West Indies began the day 169 for 2 but could not build on that, and were dismissed for 317. Wagner led New Zealand's bowling effort with 4 for 64 after being left out for the first two Tests, and said he was pleased with the performance.
"We bowled a lot better in partnerships and created a bit more pressure for longer periods of time and started getting rewards for it. So overall quite happy with the bowling performance today. Quite nice to get a couple of wickets under the belt and be back in the team and doing a good job. Quite nice getting that opportunity and make full use of it. It is always good to play for your country and represent them on the international stage."
As he often does as third seamer, Wagner took a couple of big wickets with the old ball, when he removed Darren Bravo on the drive in a planned move and had Shivnarine Chanderpaul gloving a short ball down the leg side at the stroke of lunch.

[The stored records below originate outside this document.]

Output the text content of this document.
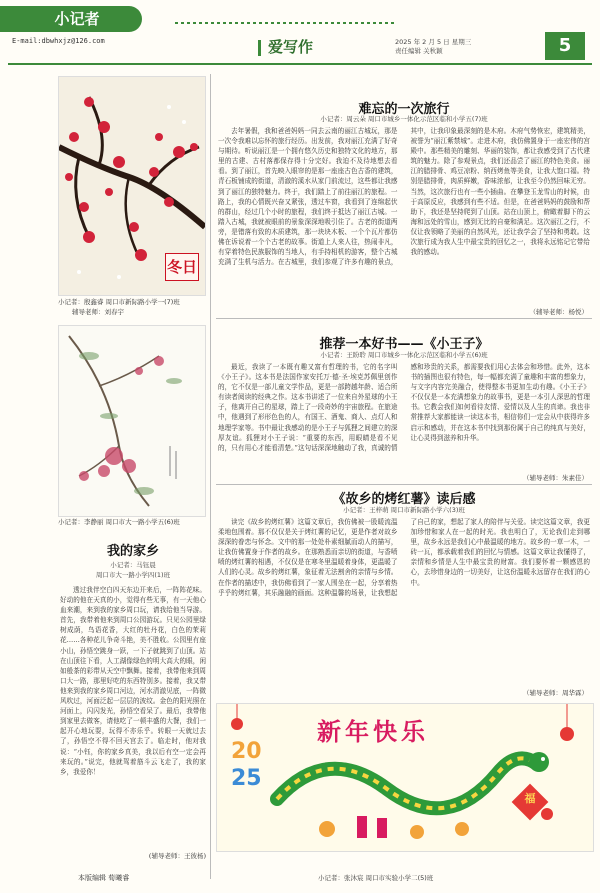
小记者
E-mail:dbwhxjz@126.com	爱写作	2025 年 2 月 5 日 星期三
责任编辑 关秋颖	5
冬日
小记者：殷鑫睿 周口市新际路小学一(7)班
辅导老师：刘春宇
小记者：李静丽 周口市大一路小学五(6)班
我的家乡
小记者：马钰晨
周口市大一路小学四(1)班
透过我伴空白四天东边开来后，一阵阵花味。好动的他在天真的小，觉得有些无事，有一天他心血来潮，来到我的家乡周口玩，请我给他当导游。首先，我带着他来到周口公园游玩。只见公园里绿树成荫，鸟语花香，大红的牡丹花，白色的茉莉花……各种花儿争奇斗艳，美不胜收。公园里有座小山，孙悟空跳身一跃，一下子就跳到了山顶。站在山顶往下看，人工湖像绿色的明大高大的眼，闲如般茶的彩带从天空中飘舞。接着，我带他来到周口大一路，那里好吃的东西特别多。接着，我又带他来到我的家乡周口河边，河水清澈见底，一阵微风吹过，河面泛起一层层的波纹。金色的阳光照在河面上，闪闪发光，孙悟空看呆了。最后，我带他到家里去做客，请他吃了一顿丰盛的大餐，我们一起开心地玩耍，玩得不亦乐乎。转眼一天就过去了，孙悟空不得不回天宫去了。临走时，他对我说：“小钰，你的家乡真美，我以后有空一定会再来玩的。”说完，他就驾着筋斗云飞走了，我的家乡，我爱你！
(辅导老师：王彼杨)
本版编辑 荀曦睿
难忘的一次旅行
小记者：周云朵 周口市城乡一体化示范区临和小学五(7)班
去年暑假，我和爸爸妈妈一同去云南的丽江古城玩，那是一次令我难以忘怀的旅行经历。出发前，我对丽江充满了好奇与期待。听说丽江是一个拥有悠久历史和独特文化的地方，那里的古建、古村落都保存得十分完好。我迫不及待地想去看看。到了丽江，首先映入眼帘的是那一座座古色古香的建筑，青石板铺成的街道，清澈的溪水从家门前流过，这些都让我感到了丽江的独特魅力。终于，我们踏上了前往丽江的旅程。一路上，我的心情既兴奋又紧张，透过车窗，我看到了连绵起伏的群山，经过几个小时的旅程，我们终于抵达了丽江古城。一踏入古城，我就被眼前的景象深深地吸引住了。古老的街道两旁，是错落有致的木质建筑，那一块块木板、一个个瓦片都仿佛在诉说着一个个古老的故事。街道上人来人往，热闹非凡，有穿着特色民族服饰的当地人，有手持相机的游客，整个古城充满了生机与活力。在古城里，我们参观了许多有趣的景点，其中，让我印象最深刻的是木府。木府气势恢宏，建筑精美，被誉为“丽江紫禁城”。走进木府，我仿佛置身于一座宏伟的宫殿中。那些精美的雕刻、华丽的装饰，都让我感受到了古代建筑的魅力。除了参观景点，我们还品尝了丽江的特色美食。丽江的腊排骨、鸡豆凉粉、纳西烤鱼等美食，让我大饱口福。特别是腊排骨，肉质鲜嫩，香味浓郁，让我至今仍然回味无穷。当然，这次旅行也有一些小插曲。在攀登玉龙雪山的时候，由于高原反应，我感到有些不适。但是，在爸爸妈妈的鼓励和帮助下，我还是坚持爬到了山顶。站在山顶上，俯瞰着脚下的云海和远处的雪山，感到无比的自豪和满足。这次丽江之行，不仅让我领略了美丽的自然风光，还让我学会了坚持和勇敢。这次旅行成为我人生中最宝贵的回忆之一，我将永远铭记它带给我的感动。
（辅导老师：杨悦）
推荐一本好书——《小王子》
小记者：王盼聆 周口市城乡一体化示范区临和小学五(6)班
最近，我读了一本既有趣又富有哲理的书，它的名字叫《小王子》。这本书是法国作家安托万·德·圣·埃克苏佩里创作的，它不仅是一部儿童文学作品，更是一部跨越年龄、适合所有读者阅读的经典之作。这本书讲述了一位来自外星球的小王子，他离开自己的星球，踏上了一段奇妙的宇宙旅程。在旅途中，他遇到了形形色色的人，有国王、酒鬼、商人、点灯人和地理学家等。书中最让我感动的是小王子与狐狸之间建立的深厚友谊。狐狸对小王子说：“重要的东西，用眼睛是看不见的，只有用心才能看清楚。”这句话深深地触动了我，真诚的情感和珍贵的关系，都需要我们用心去体会和珍惜。此外，这本书的插图也很有特色，每一幅都充满了童趣和丰富的想象力，与文字内容完美融合，使得整本书更加生动有趣。《小王子》不仅仅是一本充满想象力的故事书，更是一本引人深思的哲理书。它教会我们如何看待友情、爱情以及人生的真谛。我也非常推荐大家都能读一读这本书，相信你们一定会从中获得许多启示和感动，并在这本书中找到那份属于自己的纯真与美好，让心灵得到滋养和升华。
（辅导老师：朱素佳）
《故乡的烤红薯》读后感
小记者：王梓萌 周口市新际路小学六(3)班
读完《故乡的烤红薯》这篇文章后，我仿佛被一股暖流温柔地包围着。那不仅仅是关于烤红薯的记忆，更是作者对故乡深深的眷恋与怀念。文中的那一处处朴素细腻而动人的描写，让我仿佛置身于作者的故乡。在那熟悉而亲切的街道，与香喷喷的烤红薯的相遇，不仅仅是在寒冬里温暖着身体，更温暖了人们的心灵。故乡的烤红薯，象征着无法割舍的亲情与乡情。在作者的描述中，我仿佛看到了一家人围坐在一起，分享着热乎乎的烤红薯，其乐融融的画面。这种温馨的场景，让我想起了自己的家，想起了家人的陪伴与关爱。读完这篇文章，我更加珍惜和家人在一起的时光。我也明白了，无论我们走到哪里，故乡永远是我们心中最温暖的地方。故乡的一草一木，一砖一瓦，都承载着我们的回忆与情感。这篇文章让我懂得了，亲情和乡情是人生中最宝贵的财富。我们要怀着一颗感恩的心，去珍惜身边的一切美好，让这份温暖永远留存在我们的心中。
（辅导老师：周华霖）
新年快乐
20
25
福
小记者：张沐宸 周口市实验小学二(5)班
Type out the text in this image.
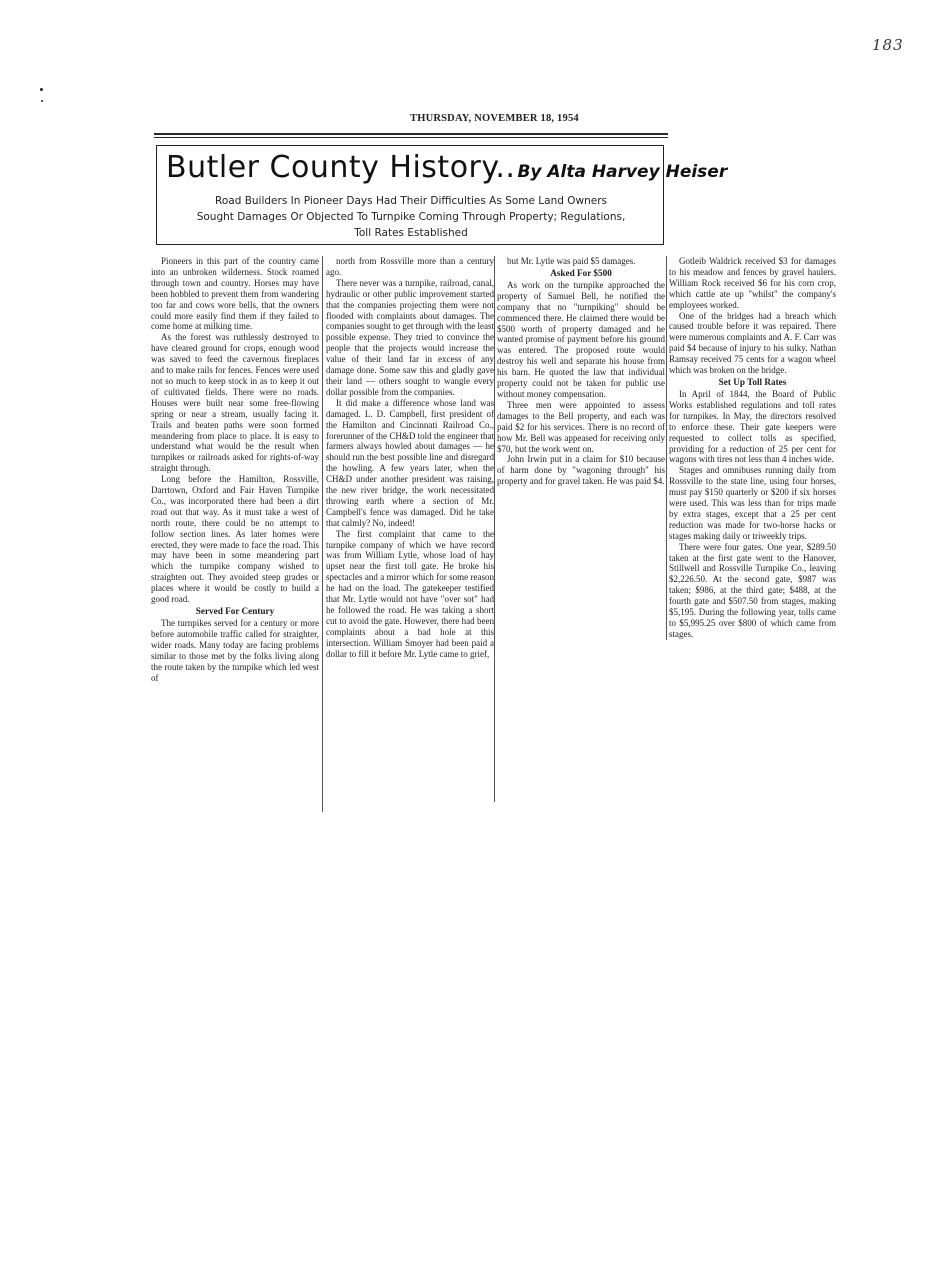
183
THURSDAY, NOVEMBER 18, 1954
Butler County History.. By Alta Harvey Heiser
Road Builders In Pioneer Days Had Their Difficulties As Some Land Owners Sought Damages Or Objected To Turnpike Coming Through Property; Regulations, Toll Rates Established

Pioneers in this part of the country came into an unbroken wilderness. Stock roamed through town and country. Horses may have been hobbled to prevent them from wandering too far and cows wore bells, that the owners could more easily find them if they failed to come home at milking time.

As the forest was ruthlessly destroyed to have cleared ground for crops, enough wood was saved to feed the cavernous fireplaces and to make rails for fences. Fences were used not so much to keep stock in as to keep it out of cultivated fields. There were no roads. Houses were built near some free-flowing spring or near a stream, usually facing it. Trails and beaten paths were soon formed meandering from place to place. It is easy to understand what would be the result when turnpikes or railroads asked for rights-of-way straight through.

Long before the Hamilton, Rossville, Darrtown, Oxford and Fair Haven Turnpike Co., was incorporated there had been a dirt road out that way. As it must take a west of north route, there could be no attempt to follow section lines. As later homes were erected, they were made to face the road. This may have been in some meandering part which the turnpike company wished to straighten out. They avoided steep grades or places where it would be costly to build a good road.

Served For Century

The turnpikes served for a century or more before automobile traffic called for straighter, wider roads. Many today are facing problems similar to those met by the folks living along the route taken by the turnpike which led west of

north from Rossville more than a century ago.

There never was a turnpike, railroad, canal, hydraulic or other public improvement started that the companies projecting them were not flooded with complaints about damages. The companies sought to get through with the least possible expense. They tried to convince the people that the projects would increase the value of their land far in excess of any damage done. Some saw this and gladly gave their land — others sought to wangle every dollar possible from the companies.

It did make a difference whose land was damaged. L. D. Campbell, first president of the Hamilton and Cincinnati Railroad Co., forerunner of the CH&D told the engineer that farmers always howled about damages — he should run the best possible line and disregard the howling. A few years later, when the CH&D under another president was raising, the new river bridge, the work necessitated throwing earth where a section of Mr. Campbell's fence was damaged. Did he take that calmly? No, indeed!

The first complaint that came to the turnpike company of which we have record was from William Lytle, whose load of hay upset near the first toll gate. He broke his spectacles and a mirror which for some reason he had on the load. The gatekeeper testified that Mr. Lytle would not have "over sot" had he followed the road. He was taking a short cut to avoid the gate. However, there had been complaints about a bad hole at this intersection. William Smoyer had been paid a dollar to fill it before Mr. Lytle came to grief,

but Mr. Lytle was paid $5 damages.

Asked For $500

As work on the turnpike approached the property of Samuel Bell, he notified the company that no "turnpiking" should be commenced there. He claimed there would be $500 worth of property damaged and he wanted promise of payment before his ground was entered. The proposed route would destroy his well and separate his house from his barn. He quoted the law that individual property could not be taken for public use without money compensation.

Three men were appointed to assess damages to the Bell property, and each was paid $2 for his services. There is no record of how Mr. Bell was appeased for receiving only $70, but the work went on.

John Irwin put in a claim for $10 because of harm done by "wagoning through" his property and for gravel taken. He was paid $4.

Gotleib Waldrick received $3 for damages to his meadow and fences by gravel haulers. William Rock received $6 for his corn crop, which cattle ate up "whilst" the company's employees worked.

One of the bridges had a breach which caused trouble before it was repaired. There were numerous complaints and A. F. Carr was paid $4 because of injury to his sulky. Nathan Ramsay received 75 cents for a wagon wheel which was broken on the bridge.

Set Up Toll Rates

In April of 1844, the Board of Public Works established regulations and toll rates for turnpikes. In May, the directors resolved to enforce these. Their gate keepers were requested to collect tolls as specified, providing for a reduction of 25 per cent for wagons with tires not less than 4 inches wide.

Stages and omnibuses running daily from Rossville to the state line, using four horses, must pay $150 quarterly or $200 if six horses were used. This was less than for trips made by extra stages, except that a 25 per cent reduction was made for two-horse hacks or stages making daily or triweekly trips.

There were four gates. One year, $289.50 taken at the first gate went to the Hanover, Stillwell and Rossville Turnpike Co., leaving $2,226.50. At the second gate, $987 was taken; $986, at the third gate; $488, at the fourth gate and $507.50 from stages, making $5,195. During the following year, tolls came to $5,995.25 over $800 of which came from stages.
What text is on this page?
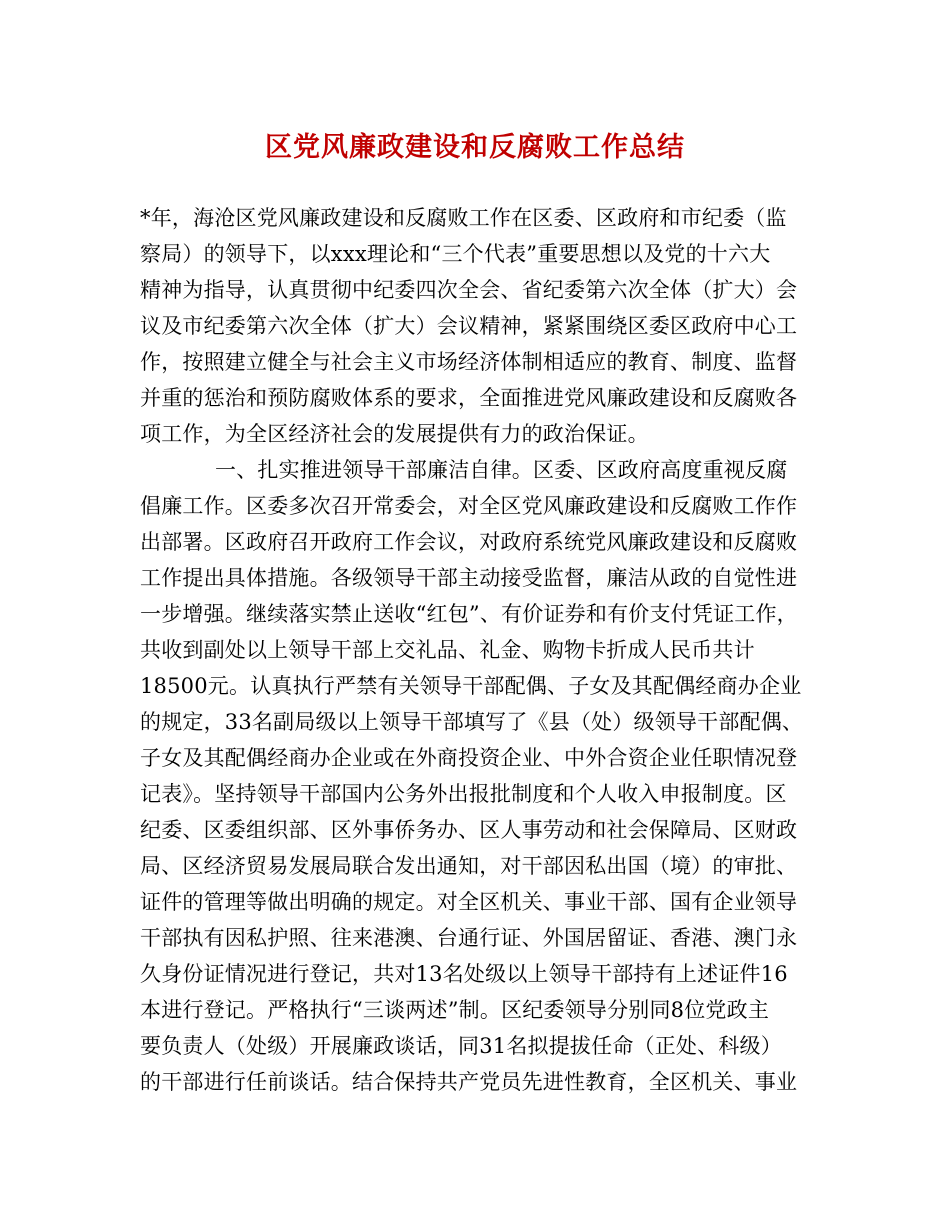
区党风廉政建设和反腐败工作总结
*年，海沧区党风廉政建设和反腐败工作在区委、区政府和市纪委（监
察局）的领导下，以xxx理论和“三个代表”重要思想以及党的十六大
精神为指导，认真贯彻中纪委四次全会、省纪委第六次全体（扩大）会
议及市纪委第六次全体（扩大）会议精神，紧紧围绕区委区政府中心工
作，按照建立健全与社会主义市场经济体制相适应的教育、制度、监督
并重的惩治和预防腐败体系的要求，全面推进党风廉政建设和反腐败各
项工作，为全区经济社会的发展提供有力的政治保证。
一、扎实推进领导干部廉洁自律。区委、区政府高度重视反腐
倡廉工作。区委多次召开常委会，对全区党风廉政建设和反腐败工作作
出部署。区政府召开政府工作会议，对政府系统党风廉政建设和反腐败
工作提出具体措施。各级领导干部主动接受监督，廉洁从政的自觉性进
一步增强。继续落实禁止送收“红包”、有价证券和有价支付凭证工作，
共收到副处以上领导干部上交礼品、礼金、购物卡折成人民币共计
18500元。认真执行严禁有关领导干部配偶、子女及其配偶经商办企业
的规定，33名副局级以上领导干部填写了《县（处）级领导干部配偶、
子女及其配偶经商办企业或在外商投资企业、中外合资企业任职情况登
记表》。坚持领导干部国内公务外出报批制度和个人收入申报制度。区
纪委、区委组织部、区外事侨务办、区人事劳动和社会保障局、区财政
局、区经济贸易发展局联合发出通知，对干部因私出国（境）的审批、
证件的管理等做出明确的规定。对全区机关、事业干部、国有企业领导
干部执有因私护照、往来港澳、台通行证、外国居留证、香港、澳门永
久身份证情况进行登记，共对13名处级以上领导干部持有上述证件16
本进行登记。严格执行“三谈两述”制。区纪委领导分别同8位党政主
要负责人（处级）开展廉政谈话，同31名拟提拔任命（正处、科级）
的干部进行任前谈话。结合保持共产党员先进性教育，全区机关、事业
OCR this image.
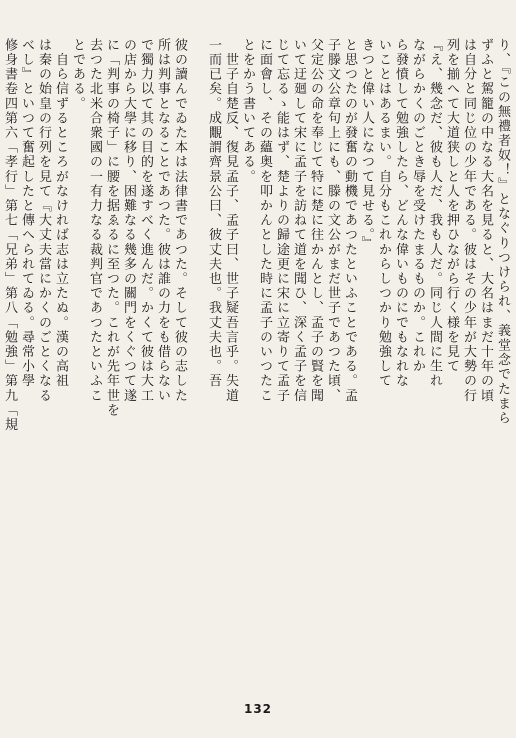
り、『この無禮者奴！』となぐりつけられ、義堂念でたまら
ずふと駕籠の中なる大名を見ると、大名はまだ十年の頃
は自分と同じ位の少年である。彼はその少年が大勢の行
列を揃へて大道狭しと人を押ひながら行く様を見て
『え、幾念だ、彼も人だ、我も人だ。同じ人間に生れ
ながらかくのごとき辱を受けたまるものか。これか
ら發憤して勉強したら、どんな偉いものにでもなれな
いことはあるまい。自分もこれからしつかり勉強して
きつと偉い人になつて見せる。』
と思つたのが發奮の動機であつたといふことである。孟
子滕文公章句上にも、滕の文公がまだ世子であつた頃、
父定公の命を奉じて特に楚に往かんとし、孟子の賢を聞
いて迂廻して宋に孟子を訪ねて道を聞ひ、深く孟子を信
じて忘るゝ能はず、楚よりの歸途更に宋に立寄りて孟子
に面會し、その蘊奥を叩かんとした時に孟子のいつたこ
とをかう書いてある。
　世子自楚反、復見孟子、孟子曰、世子疑吾言乎。失道
一而已矣。成覵謂齊景公曰、彼丈夫也。我丈夫也。吾
彼の讀んでゐた本は法律書であつた。そして彼の志した
所は判事となることであつた。彼は誰の力をも借らない
で獨力以て其の目的を遂すべく進んだ。かくて彼は大工
の店から大學に移り、困難なる幾多の關門をくぐつて遂
に「判事の椅子」に腰を据ゑるに至つた。これが先年世を
去つた北米合衆國の一有力なる裁判官であつたといふこ
とである。
　自ら信ずるところがなければ志は立たぬ。漢の高祖
は秦の始皇の行列を見て『大丈夫當にかくのごとくなる
べし』といつて奮起したと傳へられてゐる。尋常小學
修身書卷四第六「孝行」第七「兄弟」第八「勉強」第九「規
132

"We got a couple of plans in place but at the end of the day the plans are only as good as you execute them on the day and we executed for longer periods of time and that is why we got some rewards for it. Pretty good day overall and Brendon was quite spectacular with those plans.
"Baz just kept telling me, 'wicket there would be gold before the new ball'. Bit of a burgle down the leg side but you'll take it any day, so quite happy about that. It (Chanderpaul dismissal) was quite crucial."
West Indies were 53 short of New Zealand's first-innings total when Wagner dismissed Chanderpaul. They eventually took a 24-run lead, thanks in large part to Jason Holder scoring 38 in his first Test innings. Holder had a good day overall, scoring those crucial runs before getting his first Test wicket, that of Ross Taylor, in an economical five-over spell in New Zealand's second innings.
"I'm pleased with the way I batted today," Holder said. "Unfortunately this morning [we couldn't] kick on a little bit more, give the team a few more runs for the lead, but it didn't happen. Came back this afternoon, got a wicket, so hoping tomorrow I can come get some more wickets."
Holder said the pitch was a little two-paced, but not too difficult to bat on.
"Not easy to start," he said. "It's a pitch where you know you've got to get in. It's a little two-paced and I thought Wagner bowled very well, very tempting and testing. But once you get in it's a lot easier to score."
Holder said a target of "around 230-250" would be chaseable on this pitch.
"It's still a pretty good pitch to bat on," he said. "It'll be interesting to see the way New Zealand play tomorrow, see if they can put runs on the board first to get. I just think if we maintain discipline tomorrow morning and hit our straps it will be difficult for them to score."